A reactionary dead-ender, Lieberman is even worse than Bush and, McConnell feels he can get away with supporting Bush by claiming it's his job as Minority Leader. But there aren't a hell of a lot of other Republicans defending Bush's disastrous speech of last night. Even as Bush seeks to provoke Iraq and expand the war into that country-- the ultimate neocon wet dream-- more and more GOP legislators are jumping on the anti-Bush bandwagon. In fact, quite a few Republican senators sounded like they were paying more attention to Russ Feingold than to their own Leaders. At the Senate Foreign Relations Committee this morning, it was sometimes hard to figure out who were the Republicans and who were the Democrats! You'd have been wrong if you thought Hagel is anything other than a conservative Republican from Nebraska even though he thought to expand on his "Alice In Wonderland" description of Bush's Iraq policies by giving an analysis of the speech: "I think this speech given last night by this president represents the most dangerous foreign policy blunder in this country since Vietnam-- if it's carried out. I will resist it."

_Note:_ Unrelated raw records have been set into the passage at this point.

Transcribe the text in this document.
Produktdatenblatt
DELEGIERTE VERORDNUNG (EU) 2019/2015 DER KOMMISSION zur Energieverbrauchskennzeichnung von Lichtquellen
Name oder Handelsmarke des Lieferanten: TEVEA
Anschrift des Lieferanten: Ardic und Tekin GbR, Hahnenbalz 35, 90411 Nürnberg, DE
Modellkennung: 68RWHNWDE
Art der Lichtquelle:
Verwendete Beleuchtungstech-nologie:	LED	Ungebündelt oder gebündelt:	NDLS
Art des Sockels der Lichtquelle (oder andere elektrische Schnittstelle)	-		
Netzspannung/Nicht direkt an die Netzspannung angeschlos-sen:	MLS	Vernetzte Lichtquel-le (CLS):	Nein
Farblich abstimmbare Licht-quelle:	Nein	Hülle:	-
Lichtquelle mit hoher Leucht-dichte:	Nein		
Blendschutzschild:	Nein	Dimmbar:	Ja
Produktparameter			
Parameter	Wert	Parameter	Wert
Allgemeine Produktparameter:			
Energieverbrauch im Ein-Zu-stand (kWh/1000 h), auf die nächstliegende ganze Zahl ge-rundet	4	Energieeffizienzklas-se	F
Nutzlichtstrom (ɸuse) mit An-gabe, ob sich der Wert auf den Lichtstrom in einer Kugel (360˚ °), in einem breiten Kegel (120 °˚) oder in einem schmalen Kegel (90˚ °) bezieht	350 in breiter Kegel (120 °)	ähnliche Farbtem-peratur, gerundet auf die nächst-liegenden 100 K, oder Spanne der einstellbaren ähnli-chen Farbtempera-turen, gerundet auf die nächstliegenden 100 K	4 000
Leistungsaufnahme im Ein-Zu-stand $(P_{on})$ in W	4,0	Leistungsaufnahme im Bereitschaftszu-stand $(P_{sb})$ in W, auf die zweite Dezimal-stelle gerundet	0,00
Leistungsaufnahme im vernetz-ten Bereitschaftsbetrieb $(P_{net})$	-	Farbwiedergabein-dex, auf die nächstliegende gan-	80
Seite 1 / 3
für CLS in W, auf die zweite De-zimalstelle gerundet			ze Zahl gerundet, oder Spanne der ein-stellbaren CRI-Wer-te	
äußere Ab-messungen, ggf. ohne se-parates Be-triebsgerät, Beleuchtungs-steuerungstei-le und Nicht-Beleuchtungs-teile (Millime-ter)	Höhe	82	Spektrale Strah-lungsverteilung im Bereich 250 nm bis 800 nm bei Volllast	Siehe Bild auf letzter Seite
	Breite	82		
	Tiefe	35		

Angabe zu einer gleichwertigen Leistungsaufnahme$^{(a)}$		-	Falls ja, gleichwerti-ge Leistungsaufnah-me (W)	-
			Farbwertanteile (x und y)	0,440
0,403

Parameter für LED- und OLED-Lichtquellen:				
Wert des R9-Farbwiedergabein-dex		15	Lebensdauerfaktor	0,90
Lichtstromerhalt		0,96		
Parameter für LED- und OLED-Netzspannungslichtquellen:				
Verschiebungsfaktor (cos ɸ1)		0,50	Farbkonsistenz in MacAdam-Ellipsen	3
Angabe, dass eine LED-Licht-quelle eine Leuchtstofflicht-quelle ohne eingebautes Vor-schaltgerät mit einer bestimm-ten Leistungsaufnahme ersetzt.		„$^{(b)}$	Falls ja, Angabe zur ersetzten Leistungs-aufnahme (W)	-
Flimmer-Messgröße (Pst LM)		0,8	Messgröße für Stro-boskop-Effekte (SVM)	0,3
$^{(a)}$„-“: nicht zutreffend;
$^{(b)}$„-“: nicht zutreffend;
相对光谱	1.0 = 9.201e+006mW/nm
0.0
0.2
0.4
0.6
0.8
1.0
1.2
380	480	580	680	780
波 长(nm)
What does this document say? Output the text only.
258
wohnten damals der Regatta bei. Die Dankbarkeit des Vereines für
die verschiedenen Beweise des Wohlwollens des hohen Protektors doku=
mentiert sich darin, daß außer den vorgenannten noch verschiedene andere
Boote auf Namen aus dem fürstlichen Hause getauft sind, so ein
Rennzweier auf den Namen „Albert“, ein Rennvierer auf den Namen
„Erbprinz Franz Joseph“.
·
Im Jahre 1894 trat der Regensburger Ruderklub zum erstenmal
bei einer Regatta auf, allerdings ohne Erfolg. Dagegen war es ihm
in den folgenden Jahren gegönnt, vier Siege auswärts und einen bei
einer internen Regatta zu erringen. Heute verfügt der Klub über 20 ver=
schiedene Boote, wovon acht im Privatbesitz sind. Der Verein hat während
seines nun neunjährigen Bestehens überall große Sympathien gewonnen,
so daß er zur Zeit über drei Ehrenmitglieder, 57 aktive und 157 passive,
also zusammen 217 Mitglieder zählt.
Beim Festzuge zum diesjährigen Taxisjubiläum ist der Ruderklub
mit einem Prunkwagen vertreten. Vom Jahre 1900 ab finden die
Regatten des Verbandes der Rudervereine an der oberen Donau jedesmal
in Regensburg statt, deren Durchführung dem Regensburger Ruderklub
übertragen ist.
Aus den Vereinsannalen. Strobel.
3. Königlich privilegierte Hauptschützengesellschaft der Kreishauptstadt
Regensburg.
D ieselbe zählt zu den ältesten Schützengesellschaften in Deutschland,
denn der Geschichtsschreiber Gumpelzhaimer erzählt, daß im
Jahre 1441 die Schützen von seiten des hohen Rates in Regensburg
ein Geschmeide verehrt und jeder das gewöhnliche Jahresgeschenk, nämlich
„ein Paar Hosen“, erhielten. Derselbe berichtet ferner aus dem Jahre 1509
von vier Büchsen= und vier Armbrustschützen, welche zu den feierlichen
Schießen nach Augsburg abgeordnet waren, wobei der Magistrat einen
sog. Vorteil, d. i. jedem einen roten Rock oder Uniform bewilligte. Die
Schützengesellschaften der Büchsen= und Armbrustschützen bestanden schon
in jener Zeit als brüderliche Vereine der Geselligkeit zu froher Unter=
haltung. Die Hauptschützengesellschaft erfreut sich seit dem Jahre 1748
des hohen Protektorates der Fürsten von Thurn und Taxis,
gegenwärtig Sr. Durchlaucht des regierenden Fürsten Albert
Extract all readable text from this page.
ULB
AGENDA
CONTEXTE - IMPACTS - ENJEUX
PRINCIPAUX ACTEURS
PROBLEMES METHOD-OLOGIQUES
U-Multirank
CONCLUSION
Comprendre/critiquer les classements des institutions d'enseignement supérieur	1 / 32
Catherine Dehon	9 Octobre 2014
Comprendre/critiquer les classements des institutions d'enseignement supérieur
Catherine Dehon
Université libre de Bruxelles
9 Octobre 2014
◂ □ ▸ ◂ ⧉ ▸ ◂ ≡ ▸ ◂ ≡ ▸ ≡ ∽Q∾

I expect Hagel will resist it more strongly than many of the other Republicans who are bleating about it for the media today. More from the Foreign Relations Committee: "And to put the lives of Americans soldiers-- more, in the center of that, without first having something that's substantial, something we can point to, other than this sense of trust, other than looking someone in the eye," said Minnesota mental midget Norm Coleman, referring to Bush and al-Maliki, "having a conversation. I'm not prepared, at this time, to support that. It's-- the cost is too great." (Many observers feel Coleman will be more prepared after a phone call from Rove or Cheney, but it's nice that Minnesotans will have something like that to remember him by after Al Franken is sworn in as their next U.S. Senator.)

Oh, and speaking of Foreign Relations Committee members who are unlikely to be returned to the Senate in 2008, John Sununu sounded today like he probably won't be asking George Bush to come up to New Hampshire to campaign for him anytime soon. "There were some areas where I have a little bit more concern, such as whether or not the use of the troops discussed will really be appropriate in dealing with sectarian violence in Baghdad…"

George Voinovich, who just saw his Ohio colleague tarred with the Bush brush and defeated massively says he's "skeptical" of Bush's plans. He informed Condoleeza Rice that "I think you should know that I am skeptical that a surge of troops will bring an end to the escalation of violence and the insurgency in Iraq. Many of the generals that have served there have said they don't believe additional troops will be helpful in Baghdad particularly. And, Madam Secretary, my faith in Prime Minister Maliki's ability to
make the hard choices necessary to bring about political solutions has to be restored. What we need is a political solution between the Sunnis and the Shiite."

Even Lisa Murkowski, who isn't up for re-election told the Committee that Bush's plan is just so much hot air. "I would agree with Senator Hagel that, given the American lives that have been lost in Iraq, we want to make sure that we have a policy that is worthy of their sacrifices. And those are his words. And I think they're very well spoken. But I'm not convinced, as I look to the plan that the president presented yesterday, that what we're seeing is that much different than what we have been doing in the past." If Bush can't hold on to rubber stamp dead-enders like her, who can he count on? Apparently not even a kook like David Vitter (R-LA) who expressed "concern" that "we may commit the same mistake I think we clearly have in the past, which is too little, maybe too late."

Even one of the most far right extremists in the history of the U.S. Senate, Sam Brownback, sounded like as far as he's concerned Bush, McCain, McConnell and Lieberman are on their own: "I do not believe that sending more troops to Iraq is the answer. Iraq requires a political rather than a military solution." Wow! Sam Brownback gets it... and Joe Lieberman doesn't. Who were the Democratic senators that were campaigning for him a few months ago?